Eger, Hungary, and the Valley of the Beautiful Women

 by Carol Perehudoff


EGER, HUNGARY – My search for the Valley of the Beautiful Women was on. I’d arrived in the town of Eger, Hungary, 130 km north of Budapest, the night before, intending to check out the sights. The thermal springs were easy to find, as my chalet-style hotel, the Hunguest Hotel Flora, opened right onto the water park.


Where's the wine?

Where's the wine?

The 13th-century castle of Eger was easy to spot, too. It rose from the town centre, its sturdy stone walls surrounded by pastel Baroque buildings. The Valley of the Beautiful Women was trickier. I only knew that it was a wine valley a 30-minute walk from town, famous for Egri Bikaver, a robust red wine more familiarly known as Bull’s Blood, a staple of college students worldwide. Its name is said to have come from the 16th-century invading Ottomans, who believed the fierce Hungarian soldiers got their strength by drinking wine mixed with bull’s blood.

Deciding anything alcohol related was best as an end-of-the-day activity, I headed first to the castle. It was here, in 1552, that 2,000 wine-fueled Hungarians fended off over 60,000 invading Ottomans. It wasn’t just the men fighting. The women of Eger fought, too, pouring oil, soup and hot fat over the invading Turks from the castle ramparts. After a 38-day siege, the Ottomans retreated and Eger was free.

The fact that in 1596 the Turks returned and were victorious is, of course, a less celebrated moment in Hungarian history, though a 40-metre tall minaret is a reminder of their 91-year rule.

If Bull’s Blood was going to make me as fearless and feisty as a Hungarian warrior woman, I was all for it. But I still didn’t know how to get there, and heading out of town with no clear idea where I was going seemed risky.

I was standing in the main square looking at an ornate pink church when a hokey little tourist train pulled up to the curb. “Do you go to the Valley?” I asked the driver.

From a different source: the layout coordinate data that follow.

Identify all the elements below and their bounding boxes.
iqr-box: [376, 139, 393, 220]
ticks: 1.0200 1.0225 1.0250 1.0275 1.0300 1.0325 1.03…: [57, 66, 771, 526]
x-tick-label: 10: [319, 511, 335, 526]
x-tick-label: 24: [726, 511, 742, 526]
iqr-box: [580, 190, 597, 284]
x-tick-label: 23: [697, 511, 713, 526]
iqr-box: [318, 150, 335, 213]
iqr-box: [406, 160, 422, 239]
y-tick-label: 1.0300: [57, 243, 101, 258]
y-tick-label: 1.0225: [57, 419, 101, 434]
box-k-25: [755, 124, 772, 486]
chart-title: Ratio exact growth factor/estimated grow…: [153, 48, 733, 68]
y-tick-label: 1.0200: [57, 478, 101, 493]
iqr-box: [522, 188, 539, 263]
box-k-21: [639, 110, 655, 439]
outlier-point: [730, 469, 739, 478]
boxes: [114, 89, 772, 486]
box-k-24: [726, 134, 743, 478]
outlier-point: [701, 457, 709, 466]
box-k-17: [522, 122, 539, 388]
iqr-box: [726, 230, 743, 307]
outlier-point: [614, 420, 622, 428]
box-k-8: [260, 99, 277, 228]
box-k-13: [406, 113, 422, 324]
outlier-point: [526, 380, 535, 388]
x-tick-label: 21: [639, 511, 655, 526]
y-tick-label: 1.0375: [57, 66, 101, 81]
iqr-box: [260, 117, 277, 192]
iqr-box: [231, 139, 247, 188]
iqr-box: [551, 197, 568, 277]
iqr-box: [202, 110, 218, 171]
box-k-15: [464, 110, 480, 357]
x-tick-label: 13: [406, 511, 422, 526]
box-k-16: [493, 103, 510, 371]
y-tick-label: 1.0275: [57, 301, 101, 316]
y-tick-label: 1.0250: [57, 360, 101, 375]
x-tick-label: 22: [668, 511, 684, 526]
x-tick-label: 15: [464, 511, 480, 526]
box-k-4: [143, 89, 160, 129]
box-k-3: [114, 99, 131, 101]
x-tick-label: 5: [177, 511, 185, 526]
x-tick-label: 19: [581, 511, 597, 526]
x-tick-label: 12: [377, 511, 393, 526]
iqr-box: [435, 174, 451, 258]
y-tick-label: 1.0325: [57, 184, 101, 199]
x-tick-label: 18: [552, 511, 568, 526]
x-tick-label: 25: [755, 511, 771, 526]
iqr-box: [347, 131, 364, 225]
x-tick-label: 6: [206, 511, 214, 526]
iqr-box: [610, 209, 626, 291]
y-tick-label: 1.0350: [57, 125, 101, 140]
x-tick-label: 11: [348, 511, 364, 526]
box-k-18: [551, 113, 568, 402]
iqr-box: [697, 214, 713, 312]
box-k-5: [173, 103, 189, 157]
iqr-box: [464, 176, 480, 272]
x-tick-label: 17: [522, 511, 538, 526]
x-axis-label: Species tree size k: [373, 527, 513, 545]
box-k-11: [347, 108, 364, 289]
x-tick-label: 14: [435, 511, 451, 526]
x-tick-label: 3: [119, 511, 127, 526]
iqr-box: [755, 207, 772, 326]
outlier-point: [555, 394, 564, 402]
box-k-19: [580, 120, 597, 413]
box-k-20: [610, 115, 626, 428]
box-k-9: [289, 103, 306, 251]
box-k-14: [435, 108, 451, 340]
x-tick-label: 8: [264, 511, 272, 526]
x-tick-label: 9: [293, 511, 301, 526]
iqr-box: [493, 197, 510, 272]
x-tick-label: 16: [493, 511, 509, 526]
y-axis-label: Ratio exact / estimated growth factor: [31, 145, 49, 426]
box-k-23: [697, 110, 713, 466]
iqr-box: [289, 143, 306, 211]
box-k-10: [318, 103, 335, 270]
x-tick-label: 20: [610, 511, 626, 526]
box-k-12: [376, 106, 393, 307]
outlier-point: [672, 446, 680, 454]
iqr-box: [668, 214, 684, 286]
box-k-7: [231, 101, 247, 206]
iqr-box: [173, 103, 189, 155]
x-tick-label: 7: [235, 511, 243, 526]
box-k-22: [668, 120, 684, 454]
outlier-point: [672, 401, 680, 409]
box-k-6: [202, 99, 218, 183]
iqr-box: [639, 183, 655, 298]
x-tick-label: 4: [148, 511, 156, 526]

“Yes! Yes! Stop at Valley of Beautiful Women for 10 minutes and drink a cup of wine.”

It was 6 p.m., the last train of the day, so I hopped on. Crammed in among a group of French families, I clung tight as we sailed through the streets and past the town limits, swooping into a small horseshoe-shaped valley dotted with cave-like cellars.


Ah, I found the vino

Ah, I found the vino

“10 minutes!” the driver said.

It would take more than 10 minutes to make me feisty and fearless so I decided to ditch the train and worry about getting back later. While some of the wine cellars were dressed up with patios and brick or wooden facades, others had simple creaky wooden doors. Likely dug by locals seeking refuge during the Turkish occupation of Eger, the caves make ideal wine cellars, providing storage and outlets for local vineyards. Like Bulls’ Blood itself, the establishments looked unpretentious and inexpensive – the kind where you can bring your own bottle to be filled.

Outside a cellar with a fake castle front, I started talking to an Englishman from Brighton named Dan. His grandfather was from Eger, he said, and he’d been raised on Bull’s Blood.

Glad for an expert guide, I followed him into a tunnel-shaped cellar. Bottles were laid flat on shelves against the wall and pitchers of wine sat on the counter. A blond woman served me a glass of red, then Dan and I cellar hopped around the horseshoe. The highlight was cave 28, where the carafes on the counter looked like science experiments and the Bull’s Blood, light and tart, slid down my throat and before I could say I didn’t really care for it, it was gone.

In no time at all I’d learned how to say cheers in Hungarian (Egeszsegedre!), that Bull’s Blood was a blended wine, and that 2003 was a good year, but I hadn’t solved the problem of getting back to my hotel. “Are you walking back to town?” I asked Dan hopefully.

“Sorry, I’m camping near the valley,” he said.

I’d have to go back alone. Night was falling, I had only a vague idea of where the town was, and I’d drunk too much wine. At least, I thought, heading out the valley, into the dusk and eventually back to town, I felt fearless about it.


Just the Facts for Eger, Hungary:

How to get there: Eger is a two-hour train ride from Budapest. It can be done as a day trip but the charming Baroque buildings, wine cellars and thermal springs warrant an overnight stay.

Eger hotels: The Hunguest Hotel Flora offers free entrance to the water park and is a short walk to the centre of town.